Change includes both capital changes and daily changes associated with maintenance and
operations. Daily changes are more subtle and therefore more likely to be overlooked. Examples
include substitution of parts that may affect a process or deviations from operating or
maintenance procedures. Replacement-in-kind changes must be defined based on process safety
issues in a facility. An overly restrictive definition may be excessively burdensome and costly
[Q85].
An effective MOC program should also include an assessment procedure to determine the
importance of the change to process safety and a procedure to manage each proposed change.

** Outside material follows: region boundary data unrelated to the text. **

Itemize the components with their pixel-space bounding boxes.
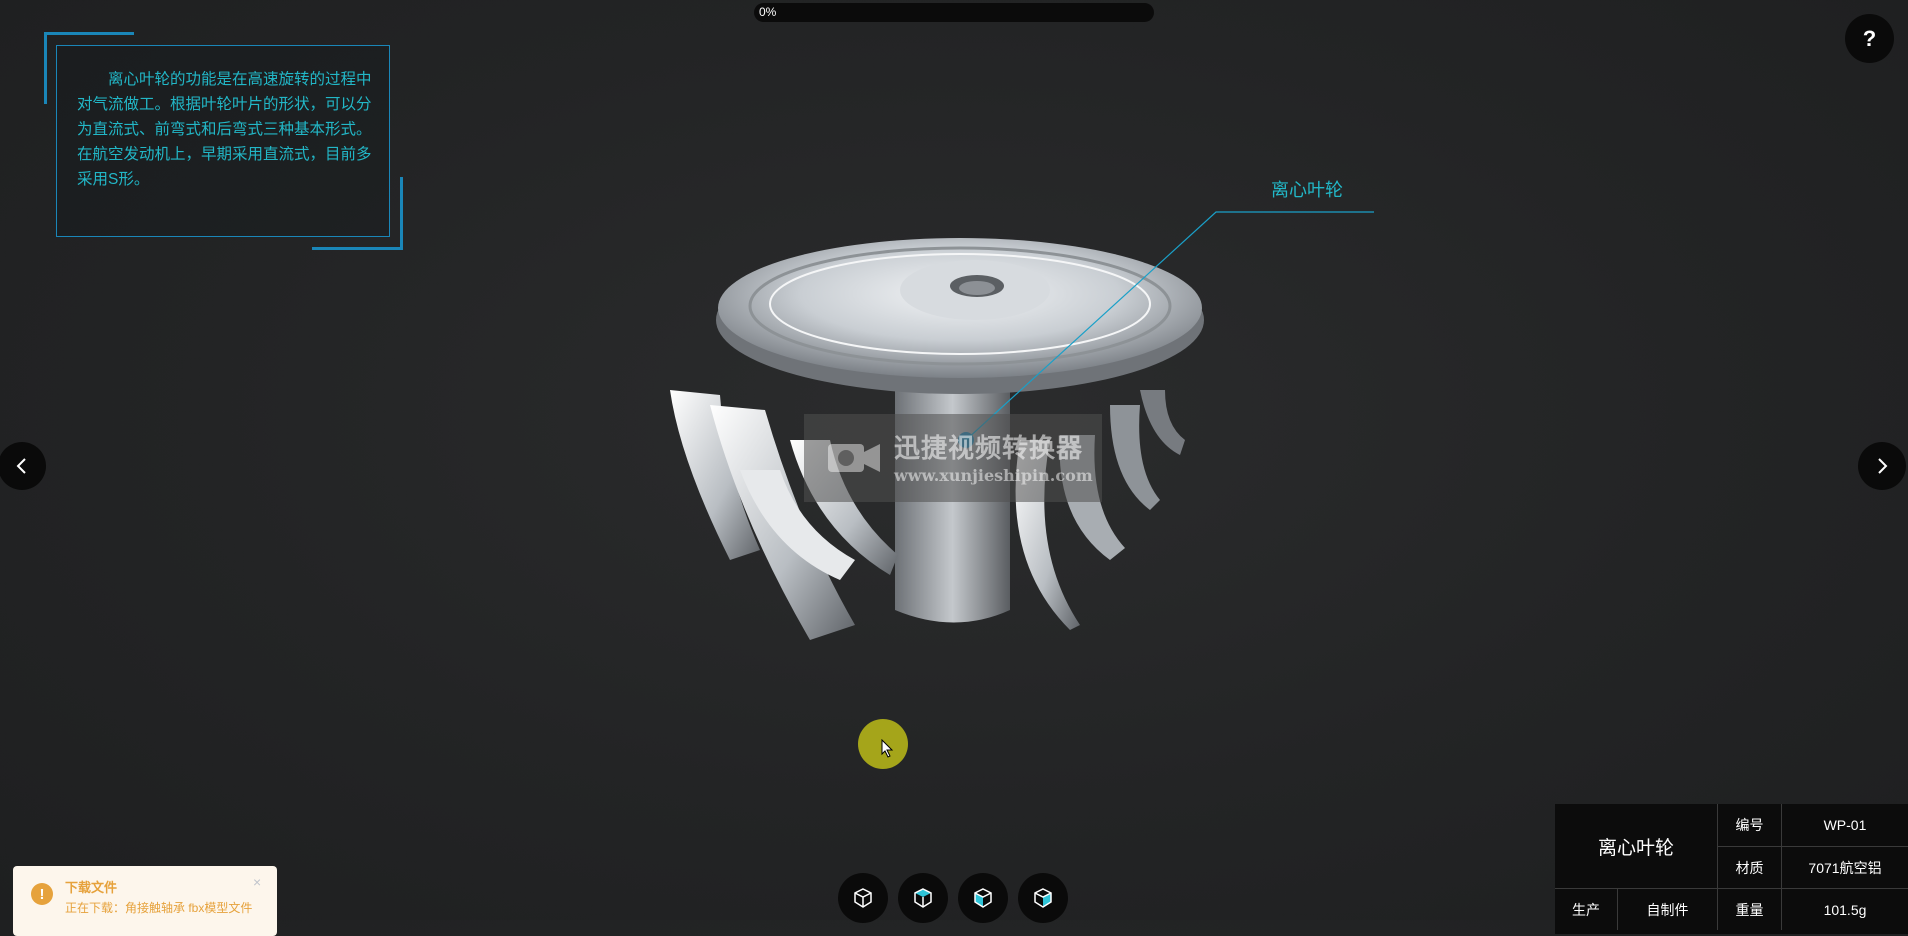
cube-icon xyxy=(854,888,872,908)
description-panel: 离心叶轮的功能是在高速旋转的过程中对气流做工。根据叶轮叶片的形状，可以分为直流式… xyxy=(56,45,390,237)
mouse-pointer-icon xyxy=(881,739,894,758)
panel-corner-top-left xyxy=(44,32,134,35)
spec-value-weight: 101.5g xyxy=(1781,888,1908,930)
chevron-right-icon xyxy=(1878,458,1888,474)
watermark-overlay: 迅捷视频转换器 www.xunjieshipin.com xyxy=(804,414,1102,502)
close-icon[interactable]: × xyxy=(253,874,261,890)
camera-icon xyxy=(828,444,880,472)
download-notification: ! 下载文件 正在下载：角接触轴承 fbx模型文件 × xyxy=(13,866,277,936)
cube-top-icon xyxy=(914,888,932,908)
next-model-button[interactable] xyxy=(1858,442,1906,490)
cursor-highlight xyxy=(858,719,908,769)
panel-corner-bottom-right-vertical xyxy=(400,177,403,250)
spec-key-id: 编号 xyxy=(1717,804,1781,846)
help-icon: ? xyxy=(1862,25,1877,51)
spec-key-material: 材质 xyxy=(1717,846,1781,888)
spec-key-production: 生产 xyxy=(1555,888,1617,930)
spec-value-material: 7071航空铝 xyxy=(1781,846,1908,888)
cube-front-icon xyxy=(974,888,992,908)
notification-title: 下载文件 xyxy=(65,880,118,895)
warning-icon: ! xyxy=(31,883,53,905)
chevron-left-icon xyxy=(16,458,26,474)
view-button-side[interactable] xyxy=(1018,873,1068,923)
help-button[interactable]: ? xyxy=(1845,14,1894,63)
view-button-iso[interactable] xyxy=(838,873,888,923)
panel-corner-top-left-vertical xyxy=(44,32,47,104)
watermark-url: www.xunjieshipin.com xyxy=(894,466,1093,485)
spec-table: 离心叶轮 编号 WP-01 材质 7071航空铝 生产 自制件 重量 101.5… xyxy=(1555,804,1908,934)
spec-key-weight: 重量 xyxy=(1717,888,1781,930)
progress-label: 0% xyxy=(759,5,777,19)
spec-part-name: 离心叶轮 xyxy=(1597,837,1674,859)
description-text: 离心叶轮的功能是在高速旋转的过程中对气流做工。根据叶轮叶片的形状，可以分为直流式… xyxy=(77,71,372,188)
part-callout-label[interactable]: 离心叶轮 xyxy=(1271,178,1343,202)
watermark-title: 迅捷视频转换器 xyxy=(894,433,1084,463)
spec-value-id: WP-01 xyxy=(1781,804,1908,846)
view-button-top[interactable] xyxy=(898,873,948,923)
view-button-front[interactable] xyxy=(958,873,1008,923)
loading-progress-bar: 0% xyxy=(754,3,1154,22)
panel-corner-bottom-right xyxy=(312,247,403,250)
notification-message: 正在下载：角接触轴承 fbx模型文件 xyxy=(65,901,253,915)
spec-value-production: 自制件 xyxy=(1617,888,1717,930)
cube-side-icon xyxy=(1034,888,1052,908)
previous-model-button[interactable] xyxy=(0,442,46,490)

This procedure should enable management to:
determine the level and effort required for review and implementation of a change;
update PSI and PrHAs and address any resulting recommendations;
modify operating procedures;
inform affected employees and subcontractors;
retrain affected employees;
update emergency plans;
develop a schedule [Q86] and a list of required authorizations;
update pre-startup procedural changes;
modify pre-startup inspection and testing procedures; and
verify mechanical and system integrity prior to startup.
The MOC tracking and approval system may be integrated into existing systems. Because
change of even an inexpensive component may result in a catastrophic release, changes covered
in the MOC tracking system must be based on risk rather than cost. Finally, an effective MOC
program should include a method to audit the MOC program to ensure it is working.